EV Charger Permitted Development: Home Charging Points (2025)
Domestic EV charge points are permitted development in England — no planning permission is needed in most cases. Here’s what the rules allow and where they don’t apply.
Quick Answer
Home EV chargers are permitted development — no planning permission needed
The installation of an electric vehicle charging point (including upstand) on a dwellinghouse or within its curtilage is permitted development under Part 2, Class B of the GPDO 2015. The main restrictions are: the charger cannot be within 2 metres of a highway boundary; it cannot be on a wall or roof fronting a highway; it must not project more than 0.2m from a wall surface; and it must be removed when no longer needed. In conservation areas, additional restrictions apply to visibility from highways.
What Is Permitted
Part 2, Class B of the GPDO 2015 permits the installation of an EV charging upstand or wall-mounted charging unit on a dwellinghouse or within its curtilage. The right covers:
- Wall-mounted EV charging units on the house or outbuilding
- Free-standing charging upstands within the curtilage
- Associated cabling and electrical connections (as ancillary works)
Most home chargers (7kW or 22kW units) are straightforward permitted development. This covers the standard home charge point types — tethered or untethered, smart chargers, and Zappi/Ohme/Pod Point style units.
Key Conditions
| Condition | Detail |
|---|---|
| Highway distance (upstand) | A free-standing charging upstand must be at least 2 metres from any highway boundary |
| Highway-facing wall | A wall-mounted unit cannot be on a wall or roof that fronts a highway |
| Projection | A wall-mounted unit must not project more than 0.2 metres from the wall surface |
| Height | A free-standing upstand must not exceed 1.6 metres in height |
| Listed buildings | Does not apply to listed buildings |
| Removal | The unit must be removed when no longer needed and the wall/ground made good |
| Only one per parking space | A maximum of one charging upstand per parking space |
Conservation Areas and Listed Buildings
In conservation areas, EV chargers on walls or roofs are restricted if they face a highway — the same restriction as the general rule. In practice, a charger on the front of a house in a conservation area that faces the street will require planning permission. A charger in a rear courtyard or side wall not visible from the highway will generally be permitted development.
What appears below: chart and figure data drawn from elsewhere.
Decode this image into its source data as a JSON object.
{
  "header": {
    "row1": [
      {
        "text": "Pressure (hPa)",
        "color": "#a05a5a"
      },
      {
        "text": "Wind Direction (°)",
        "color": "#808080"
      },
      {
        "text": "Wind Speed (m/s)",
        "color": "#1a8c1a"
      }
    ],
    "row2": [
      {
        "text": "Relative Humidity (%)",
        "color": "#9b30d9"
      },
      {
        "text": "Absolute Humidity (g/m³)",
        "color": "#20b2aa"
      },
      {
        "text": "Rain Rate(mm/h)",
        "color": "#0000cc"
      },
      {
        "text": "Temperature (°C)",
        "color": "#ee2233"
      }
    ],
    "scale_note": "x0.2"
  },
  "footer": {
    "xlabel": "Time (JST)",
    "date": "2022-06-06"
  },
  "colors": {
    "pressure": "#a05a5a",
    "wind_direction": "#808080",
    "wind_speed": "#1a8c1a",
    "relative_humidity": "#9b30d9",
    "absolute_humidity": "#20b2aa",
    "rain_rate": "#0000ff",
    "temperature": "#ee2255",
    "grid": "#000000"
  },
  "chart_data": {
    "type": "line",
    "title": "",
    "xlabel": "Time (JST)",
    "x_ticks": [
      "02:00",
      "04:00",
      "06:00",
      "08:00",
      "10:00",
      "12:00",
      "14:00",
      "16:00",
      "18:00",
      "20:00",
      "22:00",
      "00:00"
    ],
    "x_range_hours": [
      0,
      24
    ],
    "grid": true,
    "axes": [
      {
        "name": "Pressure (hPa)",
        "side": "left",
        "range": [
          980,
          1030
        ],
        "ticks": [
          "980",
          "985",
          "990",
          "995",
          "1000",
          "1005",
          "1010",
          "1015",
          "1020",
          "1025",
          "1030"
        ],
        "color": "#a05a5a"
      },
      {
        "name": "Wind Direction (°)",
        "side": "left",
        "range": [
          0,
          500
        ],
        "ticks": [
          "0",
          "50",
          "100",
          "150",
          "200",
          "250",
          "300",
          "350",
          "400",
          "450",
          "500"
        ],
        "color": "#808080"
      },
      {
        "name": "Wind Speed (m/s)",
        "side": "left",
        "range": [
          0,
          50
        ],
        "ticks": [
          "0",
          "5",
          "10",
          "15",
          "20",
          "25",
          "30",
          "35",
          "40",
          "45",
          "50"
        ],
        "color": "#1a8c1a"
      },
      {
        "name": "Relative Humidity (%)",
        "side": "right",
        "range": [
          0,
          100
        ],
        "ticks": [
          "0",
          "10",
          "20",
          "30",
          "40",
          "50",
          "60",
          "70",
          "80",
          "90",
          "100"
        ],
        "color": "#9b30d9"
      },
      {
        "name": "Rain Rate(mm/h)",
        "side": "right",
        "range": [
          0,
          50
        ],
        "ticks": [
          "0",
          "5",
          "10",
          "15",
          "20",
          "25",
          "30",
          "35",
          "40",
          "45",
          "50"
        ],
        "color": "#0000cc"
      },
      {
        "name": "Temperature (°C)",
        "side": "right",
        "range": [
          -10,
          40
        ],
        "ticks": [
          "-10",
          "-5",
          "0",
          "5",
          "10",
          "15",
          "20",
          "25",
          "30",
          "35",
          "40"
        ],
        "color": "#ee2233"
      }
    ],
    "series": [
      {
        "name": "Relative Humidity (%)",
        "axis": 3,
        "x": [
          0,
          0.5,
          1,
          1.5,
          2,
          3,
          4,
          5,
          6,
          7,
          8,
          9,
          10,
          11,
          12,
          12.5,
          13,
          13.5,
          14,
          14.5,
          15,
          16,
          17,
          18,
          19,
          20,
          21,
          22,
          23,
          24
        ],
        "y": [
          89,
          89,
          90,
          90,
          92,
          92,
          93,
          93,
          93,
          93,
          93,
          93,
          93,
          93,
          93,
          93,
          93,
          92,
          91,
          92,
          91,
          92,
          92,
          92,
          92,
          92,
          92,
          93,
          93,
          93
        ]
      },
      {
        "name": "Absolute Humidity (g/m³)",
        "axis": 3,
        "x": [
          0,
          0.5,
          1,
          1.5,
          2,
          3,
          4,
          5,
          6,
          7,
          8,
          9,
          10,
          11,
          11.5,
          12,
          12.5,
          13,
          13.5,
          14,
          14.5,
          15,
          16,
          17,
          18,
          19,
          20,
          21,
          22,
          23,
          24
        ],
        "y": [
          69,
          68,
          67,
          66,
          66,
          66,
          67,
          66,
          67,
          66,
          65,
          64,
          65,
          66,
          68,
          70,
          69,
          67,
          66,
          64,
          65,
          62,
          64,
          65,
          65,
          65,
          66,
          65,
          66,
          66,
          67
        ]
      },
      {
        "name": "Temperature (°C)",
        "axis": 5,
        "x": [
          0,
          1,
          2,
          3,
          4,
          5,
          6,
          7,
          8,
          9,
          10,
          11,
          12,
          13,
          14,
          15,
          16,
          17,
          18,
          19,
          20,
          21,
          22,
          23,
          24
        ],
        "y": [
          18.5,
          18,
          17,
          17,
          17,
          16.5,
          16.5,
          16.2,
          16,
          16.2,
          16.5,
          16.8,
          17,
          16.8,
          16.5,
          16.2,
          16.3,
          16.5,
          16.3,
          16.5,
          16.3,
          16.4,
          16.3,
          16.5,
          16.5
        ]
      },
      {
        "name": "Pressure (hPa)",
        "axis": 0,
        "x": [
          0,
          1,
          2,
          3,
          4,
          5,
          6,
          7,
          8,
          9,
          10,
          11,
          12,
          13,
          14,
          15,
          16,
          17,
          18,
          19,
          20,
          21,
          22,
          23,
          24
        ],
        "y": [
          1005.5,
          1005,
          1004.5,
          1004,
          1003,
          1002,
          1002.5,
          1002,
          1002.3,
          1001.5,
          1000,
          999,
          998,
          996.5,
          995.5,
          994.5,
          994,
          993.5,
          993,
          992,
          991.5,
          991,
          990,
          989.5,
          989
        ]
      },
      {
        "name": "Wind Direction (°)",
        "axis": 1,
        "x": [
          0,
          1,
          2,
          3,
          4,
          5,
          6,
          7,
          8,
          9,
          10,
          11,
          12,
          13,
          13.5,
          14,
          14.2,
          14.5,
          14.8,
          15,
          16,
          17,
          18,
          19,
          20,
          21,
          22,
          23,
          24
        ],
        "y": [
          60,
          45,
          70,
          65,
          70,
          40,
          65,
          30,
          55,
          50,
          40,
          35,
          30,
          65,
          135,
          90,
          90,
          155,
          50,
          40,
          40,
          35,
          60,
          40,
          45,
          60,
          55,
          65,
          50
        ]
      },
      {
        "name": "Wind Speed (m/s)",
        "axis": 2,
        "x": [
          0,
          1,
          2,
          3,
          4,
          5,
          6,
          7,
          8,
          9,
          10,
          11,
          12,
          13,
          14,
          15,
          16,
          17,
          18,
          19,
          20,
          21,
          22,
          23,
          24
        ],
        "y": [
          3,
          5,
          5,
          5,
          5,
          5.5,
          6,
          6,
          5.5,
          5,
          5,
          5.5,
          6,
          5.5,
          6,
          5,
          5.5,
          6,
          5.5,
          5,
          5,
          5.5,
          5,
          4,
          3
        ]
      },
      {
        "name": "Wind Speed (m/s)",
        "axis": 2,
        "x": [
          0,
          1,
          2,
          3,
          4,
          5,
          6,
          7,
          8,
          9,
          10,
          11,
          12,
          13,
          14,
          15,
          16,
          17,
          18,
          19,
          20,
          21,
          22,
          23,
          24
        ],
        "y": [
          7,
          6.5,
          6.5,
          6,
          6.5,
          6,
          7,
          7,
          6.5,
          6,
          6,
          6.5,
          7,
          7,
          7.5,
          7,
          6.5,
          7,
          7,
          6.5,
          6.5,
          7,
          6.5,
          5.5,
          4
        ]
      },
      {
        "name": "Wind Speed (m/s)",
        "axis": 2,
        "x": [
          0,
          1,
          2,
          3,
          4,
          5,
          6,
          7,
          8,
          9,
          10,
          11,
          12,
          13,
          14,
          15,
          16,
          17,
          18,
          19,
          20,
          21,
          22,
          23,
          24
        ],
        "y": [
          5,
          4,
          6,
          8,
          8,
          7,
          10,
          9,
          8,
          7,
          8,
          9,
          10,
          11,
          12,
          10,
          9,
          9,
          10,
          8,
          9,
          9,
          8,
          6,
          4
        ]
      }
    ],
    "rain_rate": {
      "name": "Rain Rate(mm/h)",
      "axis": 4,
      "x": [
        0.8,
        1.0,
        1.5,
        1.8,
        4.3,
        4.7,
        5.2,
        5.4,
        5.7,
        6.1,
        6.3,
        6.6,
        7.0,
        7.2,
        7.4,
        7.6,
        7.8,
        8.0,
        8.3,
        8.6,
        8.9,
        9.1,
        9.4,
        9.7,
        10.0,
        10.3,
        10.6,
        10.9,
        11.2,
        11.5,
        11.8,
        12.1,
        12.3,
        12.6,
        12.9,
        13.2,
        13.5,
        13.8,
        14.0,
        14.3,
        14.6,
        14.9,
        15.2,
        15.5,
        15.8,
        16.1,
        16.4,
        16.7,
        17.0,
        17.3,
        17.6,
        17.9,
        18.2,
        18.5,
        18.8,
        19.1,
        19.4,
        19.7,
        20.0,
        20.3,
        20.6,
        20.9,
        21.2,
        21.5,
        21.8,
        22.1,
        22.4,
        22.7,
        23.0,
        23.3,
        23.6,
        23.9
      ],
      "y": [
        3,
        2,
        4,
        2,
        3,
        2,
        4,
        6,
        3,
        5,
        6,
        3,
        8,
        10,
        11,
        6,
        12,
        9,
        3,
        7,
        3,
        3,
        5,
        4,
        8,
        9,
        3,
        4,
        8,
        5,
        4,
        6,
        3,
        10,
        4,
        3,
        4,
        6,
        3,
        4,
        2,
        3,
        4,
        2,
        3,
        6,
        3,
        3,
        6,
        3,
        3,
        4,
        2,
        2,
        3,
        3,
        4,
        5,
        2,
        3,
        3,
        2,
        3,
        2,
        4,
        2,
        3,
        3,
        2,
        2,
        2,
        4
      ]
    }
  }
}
Listed buildings: Part 2, Class B does not apply to listed buildings. For a listed building, planning permission and potentially listed building consent are needed for an EV charger installation — depending on whether the works affect the fabric of the listed building (drilling into a listed wall, for example, may require listed building consent).
EV Chargers at Flats
Part 2, Class B covers dwellinghouses (Class C3) and does not extend to the common areas of flatted developments. Individual flat owners cannot use Part 2, Class B to install a charger in the communal car park or on an external wall of the block.
However, Part 2, Class B does permit a charge point within the curtilage of a building containing one or more dwellings (which could include a block of flats), subject to the same conditions. The building owner (freeholder or management company) could potentially use this right. In practice, many communal charging installations in flat developments proceed via planning permission or through the Permitted Development rights under Class B of Part 2 as applied by the building owner.
The government’s Approved Document S (electric vehicle infrastructure) also imposes requirements on new residential developments to provide EV charging infrastructure — but this applies to new builds, not retrofits.